Le modèle d’Ising inspire toujours la recherche en probabilités et en physique
En 2022, Hugo Duminil-Copin a été récompensé par la médaille Fields pour ses travaux sur le modèle d’Ising en dimensions 3 et 4. Bien que le grand public le reconnaisse surtout pour ses recherches en théorie des probabilités, Duminil-Copin souligne le lien entre ces deux domaines. Spécialiste de la percolation, il explique que cette discipline consiste à étudier des graphes aléatoires et leurs propriétés de connectivité, permettant ainsi de modéliser des comportements dans des matériaux poreux.

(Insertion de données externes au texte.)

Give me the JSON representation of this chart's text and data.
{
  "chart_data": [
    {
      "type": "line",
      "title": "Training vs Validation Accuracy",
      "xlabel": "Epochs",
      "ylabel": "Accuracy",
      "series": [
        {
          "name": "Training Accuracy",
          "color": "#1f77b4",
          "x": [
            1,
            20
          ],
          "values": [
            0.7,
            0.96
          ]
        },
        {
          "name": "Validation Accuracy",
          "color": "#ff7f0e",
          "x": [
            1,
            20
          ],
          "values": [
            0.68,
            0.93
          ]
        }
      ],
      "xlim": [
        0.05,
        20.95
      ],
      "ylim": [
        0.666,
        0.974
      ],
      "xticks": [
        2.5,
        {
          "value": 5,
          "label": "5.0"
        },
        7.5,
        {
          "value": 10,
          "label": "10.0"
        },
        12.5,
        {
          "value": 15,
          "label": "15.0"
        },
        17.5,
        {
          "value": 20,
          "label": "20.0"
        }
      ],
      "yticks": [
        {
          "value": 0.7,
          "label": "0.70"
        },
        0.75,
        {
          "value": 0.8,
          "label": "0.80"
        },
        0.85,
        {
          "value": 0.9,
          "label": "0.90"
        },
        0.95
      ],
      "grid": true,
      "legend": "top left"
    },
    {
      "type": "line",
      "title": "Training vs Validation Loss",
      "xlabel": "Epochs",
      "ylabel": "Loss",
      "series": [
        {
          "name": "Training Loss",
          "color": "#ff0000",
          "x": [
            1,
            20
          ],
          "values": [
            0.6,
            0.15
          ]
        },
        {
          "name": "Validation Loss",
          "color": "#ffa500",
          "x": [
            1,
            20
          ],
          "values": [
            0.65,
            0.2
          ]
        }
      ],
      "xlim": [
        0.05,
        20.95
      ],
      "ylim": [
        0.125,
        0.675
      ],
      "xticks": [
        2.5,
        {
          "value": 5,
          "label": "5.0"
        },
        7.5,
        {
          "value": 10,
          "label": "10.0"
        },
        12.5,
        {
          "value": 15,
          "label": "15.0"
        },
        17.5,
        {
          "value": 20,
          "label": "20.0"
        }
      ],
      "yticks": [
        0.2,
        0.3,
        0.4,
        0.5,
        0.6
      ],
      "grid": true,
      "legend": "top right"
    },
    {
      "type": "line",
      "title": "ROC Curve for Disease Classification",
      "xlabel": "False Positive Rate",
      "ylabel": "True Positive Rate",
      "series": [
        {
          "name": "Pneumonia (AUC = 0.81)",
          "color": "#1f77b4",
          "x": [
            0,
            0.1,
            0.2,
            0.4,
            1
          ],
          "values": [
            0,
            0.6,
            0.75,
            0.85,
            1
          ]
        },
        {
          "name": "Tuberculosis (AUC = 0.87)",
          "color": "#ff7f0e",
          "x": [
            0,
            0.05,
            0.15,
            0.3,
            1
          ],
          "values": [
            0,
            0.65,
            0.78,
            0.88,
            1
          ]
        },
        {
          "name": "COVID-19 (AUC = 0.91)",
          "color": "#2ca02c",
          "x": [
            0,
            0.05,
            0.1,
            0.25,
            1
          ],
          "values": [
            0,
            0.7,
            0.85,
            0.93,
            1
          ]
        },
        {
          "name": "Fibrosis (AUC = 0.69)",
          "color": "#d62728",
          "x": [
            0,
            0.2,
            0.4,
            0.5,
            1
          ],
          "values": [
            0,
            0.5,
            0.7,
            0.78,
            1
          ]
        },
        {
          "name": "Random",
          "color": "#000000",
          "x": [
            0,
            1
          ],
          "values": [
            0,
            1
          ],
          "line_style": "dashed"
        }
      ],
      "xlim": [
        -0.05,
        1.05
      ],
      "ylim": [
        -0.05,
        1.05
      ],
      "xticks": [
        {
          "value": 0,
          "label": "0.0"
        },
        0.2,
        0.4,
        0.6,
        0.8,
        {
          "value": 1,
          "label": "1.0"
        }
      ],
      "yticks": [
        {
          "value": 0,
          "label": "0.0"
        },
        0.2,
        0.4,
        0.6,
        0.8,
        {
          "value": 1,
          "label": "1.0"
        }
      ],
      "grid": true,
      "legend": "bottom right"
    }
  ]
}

Le modèle d’Ising, introduit il y a plus d’un siècle par le physicien allemand Wilhelm Lenz et affiné par son doctorant Ernst Ising, représente un aimant comme une collection de petits aimants, appelés spins, qui interagissent et ont tendance à s’aligner. Ce modèle cherche à comprendre si la variation de température peut entraîner une transition de phase, passant d’un matériau aimanté à un matériau non aimanté, une observation déjà notée par Pierre Curie.
Au départ, le modèle d’Ising a déçu. Ising a démontré que sur une ligne, il n’y a jamais d’aimantation, ce qui a conduit à des conclusions pessimistes pour les versions tridimensionnelles de son modèle. Toutefois, le physicien Rudolf Peierls a montré en 1936 que, dans les dimensions 2, 3 et 4, une transition de phase existe à une certaine température, redonnant ainsi vie au modèle d’Ising.
Dans les années 1940, le chimiste théoricien Lars Onsager a prouvé que le modèle d’Ising en deux dimensions permet de calculer la température critique et l’énergie libre. En 1952, Chen Ning Yang a introduit une formule décrivant l’aimantation en fonction de la température, révélant un exposant critique de 1/8, distinct d’un raisonnement en champ moyen.
Alors que le modèle d’Ising est bien compris en dimensions 1 et 2, il reste complexe en dimensions supérieures. En trois dimensions, la perte d’intégrabilité rend les calculs difficiles, tandis qu’en quatre dimensions, le modèle produit des résultats similaires à ceux d’un raisonnement en champ moyen. Cela a été confirmé par Duminil-Copin et Aizenman en 2019, bien que cela soulève des questions sur l’intérêt du modèle.
Duminil-Copin continue de travailler sur le modèle d’Ising, notamment en ce qui concerne la dimension 3, tout en explorant d’autres modèles comme celui d’Anderson, qui examine les propriétés des matériaux isolants. La simplicité du modèle d’Ising en fait un laboratoire pour développer de nouveaux outils mathématiques, reliant la théorie des probabilités à la physique.